Octobre 2002

Le soleil se reflétait sur les lames du parquet de l'appartement totalement vide. J'ai rempli la baignoire et je m'y suis plongé. Sous l'eau, j'entendais les bruits dans les appartements voisins. Des claquements de porte; le grincement des joints des robinets; de la vaisselle remuée dans une plonge. Aussi, le bruit incessant des moteurs. Car en bas, dans la rue, coulait cette rivière grise, incessante: le trafic. J'ai ressorti la tête de l'eau. Le robinet de la baignoire, antédiluvien, gouttait. Le porte-savon était piqué de rouille. 

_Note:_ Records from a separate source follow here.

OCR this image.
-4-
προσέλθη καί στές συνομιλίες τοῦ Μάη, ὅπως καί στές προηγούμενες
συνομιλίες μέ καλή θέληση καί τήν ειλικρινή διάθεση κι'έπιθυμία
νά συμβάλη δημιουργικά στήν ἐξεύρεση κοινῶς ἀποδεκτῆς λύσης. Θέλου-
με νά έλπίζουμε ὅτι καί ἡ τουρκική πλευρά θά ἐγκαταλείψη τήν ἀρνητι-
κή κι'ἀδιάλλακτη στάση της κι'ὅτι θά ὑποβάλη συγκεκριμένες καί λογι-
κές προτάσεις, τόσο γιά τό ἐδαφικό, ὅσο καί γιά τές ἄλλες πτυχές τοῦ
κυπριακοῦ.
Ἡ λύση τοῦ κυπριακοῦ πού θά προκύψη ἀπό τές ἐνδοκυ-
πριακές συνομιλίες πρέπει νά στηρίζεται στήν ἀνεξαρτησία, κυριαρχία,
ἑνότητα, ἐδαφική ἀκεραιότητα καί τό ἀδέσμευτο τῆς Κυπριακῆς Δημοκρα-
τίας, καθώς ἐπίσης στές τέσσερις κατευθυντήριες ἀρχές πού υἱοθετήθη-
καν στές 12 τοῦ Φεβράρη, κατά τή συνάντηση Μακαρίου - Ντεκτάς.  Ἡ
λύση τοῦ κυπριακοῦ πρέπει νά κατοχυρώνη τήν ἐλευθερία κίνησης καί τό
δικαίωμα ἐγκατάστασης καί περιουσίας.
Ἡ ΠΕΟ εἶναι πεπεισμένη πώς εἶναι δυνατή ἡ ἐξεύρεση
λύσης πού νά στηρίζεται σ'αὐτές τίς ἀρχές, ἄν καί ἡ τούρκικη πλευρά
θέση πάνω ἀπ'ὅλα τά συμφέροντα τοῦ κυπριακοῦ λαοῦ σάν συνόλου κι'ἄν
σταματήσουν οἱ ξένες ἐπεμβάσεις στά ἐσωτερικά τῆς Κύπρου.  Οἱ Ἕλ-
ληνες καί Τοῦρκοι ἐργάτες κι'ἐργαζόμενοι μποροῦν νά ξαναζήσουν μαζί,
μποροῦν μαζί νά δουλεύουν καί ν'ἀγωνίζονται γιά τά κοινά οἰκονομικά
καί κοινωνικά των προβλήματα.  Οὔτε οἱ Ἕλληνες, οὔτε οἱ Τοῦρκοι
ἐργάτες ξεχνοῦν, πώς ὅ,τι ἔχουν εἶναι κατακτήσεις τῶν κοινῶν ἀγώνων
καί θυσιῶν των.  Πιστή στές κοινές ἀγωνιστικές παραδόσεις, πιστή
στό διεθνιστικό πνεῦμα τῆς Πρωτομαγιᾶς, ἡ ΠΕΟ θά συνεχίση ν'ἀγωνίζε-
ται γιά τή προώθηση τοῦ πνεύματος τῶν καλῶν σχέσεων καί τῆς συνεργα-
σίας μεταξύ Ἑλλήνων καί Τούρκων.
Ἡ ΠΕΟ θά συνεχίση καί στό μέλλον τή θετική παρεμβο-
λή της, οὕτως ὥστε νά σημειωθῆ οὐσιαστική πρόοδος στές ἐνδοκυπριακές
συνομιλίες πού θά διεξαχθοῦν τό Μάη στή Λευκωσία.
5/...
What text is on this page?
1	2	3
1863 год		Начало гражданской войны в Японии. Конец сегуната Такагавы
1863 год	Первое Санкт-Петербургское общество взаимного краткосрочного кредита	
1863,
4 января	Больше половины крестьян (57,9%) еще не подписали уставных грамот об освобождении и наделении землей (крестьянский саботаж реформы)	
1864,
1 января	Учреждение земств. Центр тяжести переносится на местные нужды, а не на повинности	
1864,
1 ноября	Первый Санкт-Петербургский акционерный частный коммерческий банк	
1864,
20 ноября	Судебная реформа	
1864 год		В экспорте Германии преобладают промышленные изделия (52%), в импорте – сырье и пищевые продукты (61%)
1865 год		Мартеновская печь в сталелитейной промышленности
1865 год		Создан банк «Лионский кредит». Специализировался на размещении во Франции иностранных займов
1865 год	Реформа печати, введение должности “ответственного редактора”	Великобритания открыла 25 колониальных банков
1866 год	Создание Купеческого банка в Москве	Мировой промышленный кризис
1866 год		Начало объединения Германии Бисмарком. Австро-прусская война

Le matin du déménagement, il pleuvait un peu. Jean-Pierre m'a aidé à transporter les cartons; les déménageurs se sont occupés de mes quelques meubles. Quand ils ont eu remonté le lit et l'armoire dans ma chambre, le type a regardé autour de lui, fier de son boulot et m'a dit en souriant: "Voilà. C'est comme si vous n'aviez pas déménagé!" J'ai envoyé Jean-Pierre faire des courses à la Migros et j'ai continué les rangements.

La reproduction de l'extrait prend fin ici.